There is only so much wall space in The Lil House of the Nerdy, and I would hate for my ever growing signature collection to simply remain in a file folder. I decided to embrace my inner bibliophile, and have the talent sign my literature from Japan. It resulted in some great conversations with the Japanese talent about my language studies and time living in Japan. I like collecting mementos of my travels, but I prefer them to be practical at the same time! I love collecting signed copies of books, so now I have additional motivation and support in working on those Japanese to English translations!
- I didn’t have a book or magazine for Rocky to sign, so he was kind enough to sign the underside of my Roppongi 3K hat, intentionally leaving space for his boys, SHO and YOH to sign one day. Kazu signed the opening photograph to his 2016 interview series called Okada’s Room. The Chicago city flag-inspired CHAOS shirt was leftover from the Okada fan event at ALL IN, but I couldn’t pass it up!
- Liger was kind enough to sign this absolutely fantastic photo of him in full gear on a swing from New World.
- Ishii also signed his article in the same issue of New World!
- Autographed 8x10s from Liger, Kazu & Rocky. I was so nervous talking to Ishii, that I forgot this 8×10 on the table!!

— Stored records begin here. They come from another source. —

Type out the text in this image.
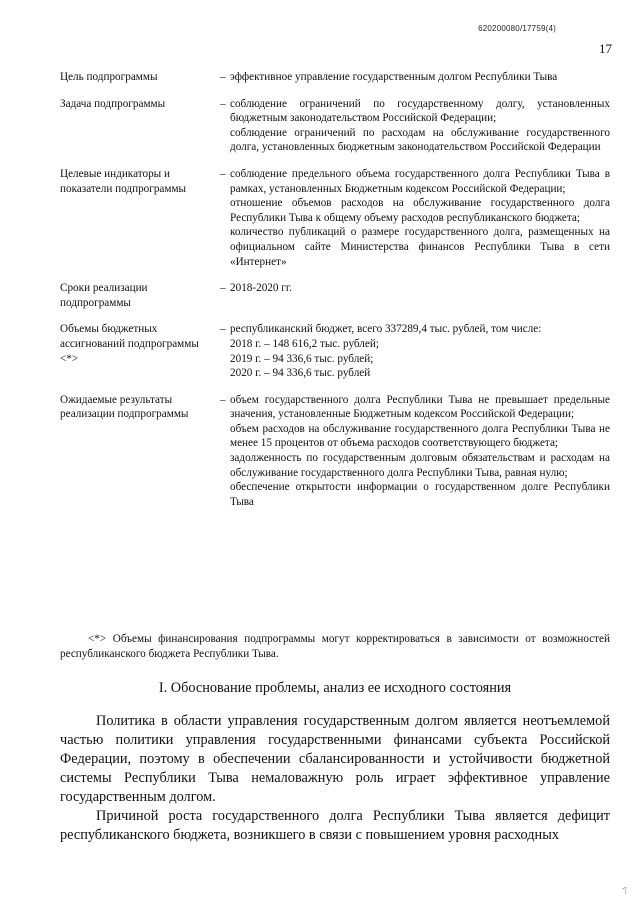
620200080/17759(4)
17
Цель подпрограммы	– эффективное управление государственным долгом Республики Тыва
Задача подпрограммы	– соблюдение ограничений по государственному долгу, установленных бюджетным законодательством Российской Федерации;
соблюдение ограничений по расходам на обслуживание государственного долга, установленных бюджетным законодательством Российской Федерации
Целевые индикаторы и показатели подпрограммы
– соблюдение предельного объема государственного долга Республики Тыва в рамках, установленных Бюджетным кодексом Российской Федерации;
отношение объемов расходов на обслуживание государственного долга Республики Тыва к общему объему расходов республиканского бюджета;
количество публикаций о размере государственного долга, размещенных на официальном сайте Министерства финансов Республики Тыва в сети «Интернет»
Сроки реализации подпрограммы
– 2018-2020 гг.
Объемы бюджетных ассигнований подпрограммы <*>
– республиканский бюджет, всего 337289,4 тыс. рублей, том числе:
2018 г. – 148 616,2 тыс. рублей;
2019 г. – 94 336,6 тыс. рублей;
2020 г. – 94 336,6 тыс. рублей
Ожидаемые результаты реализации подпрограммы
– объем государственного долга Республики Тыва не превышает предельные значения, установленные Бюджетным кодексом Российской Федерации;
объем расходов на обслуживание государственного долга Республики Тыва не менее 15 процентов от объема расходов соответствующего бюджета;
задолженность по государственным долговым обязательствам и расходам на обслуживание государственного долга Республики Тыва, равная нулю;
обеспечение открытости информации о государственном долге Республики Тыва
<*> Объемы финансирования подпрограммы могут корректироваться в зависимости от возможностей республиканского бюджета Республики Тыва.
I. Обоснование проблемы, анализ ее исходного состояния

Политика в области управления государственным долгом является неотъемлемой частью политики управления государственными финансами субъекта Российской Федерации, поэтому в обеспечении сбалансированности и устойчивости бюджетной системы Республики Тыва немаловажную роль играет эффективное управление государственным долгом.

Причиной роста государственного долга Республики Тыва является дефицит республиканского бюджета, возникшего в связи с повышением уровня расходных

7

Overall, I had a great experience at the ROH DBD pre-show event, but my biggest caveat was the pricing hikes. Meeting the New Japan talent in addition to watching them perform on a second show in the same weekend was very special to me, as I do not think I’ll be able to afford any of the lower level tickets for the G1 Supercard at Madison Square Garden the first weekend in April. I hope that in addition to that show, some of the talents visit the partner promotions like RevPro and the WrestleCon SuperShow like Tanahashi, Suzuki, Ishii & The Golden Lovers did in New Orleans earlier this year.
Additionally, I was a bit disappointed that several of my favorite NJPW guys: KUSHIDA, SANADA & EVIL were slated for the TV tapings the following night, but were not included on one of the biggest shows of the year. I would have loved to have met each and every one of them. I know that there is only so much room on a card, but it just felt like such a missed opportunity. Also, I am not one to linger outside the hotels, airports or restaurants, hoping to ask talent on their downtime for a signature or photo.
If special event pricing is going to become a regular occurrence, I would sincerely hope that ROH would consider allowing fans to get an 8×10 plus a personal item signed. I know that to avoid service fees, there is the preference to seel M&Gs on site, but what I wouldn’t give for an EventBrite format where I could pre-pay all of my tickets ahead of time and scan them at the venue. It’s a personal preference because I really dislike carrying cash around, especially in tourist cities like Vegas.
- Ring of Honor will be referenced as ROH and Death Before Dishonor will be DBD.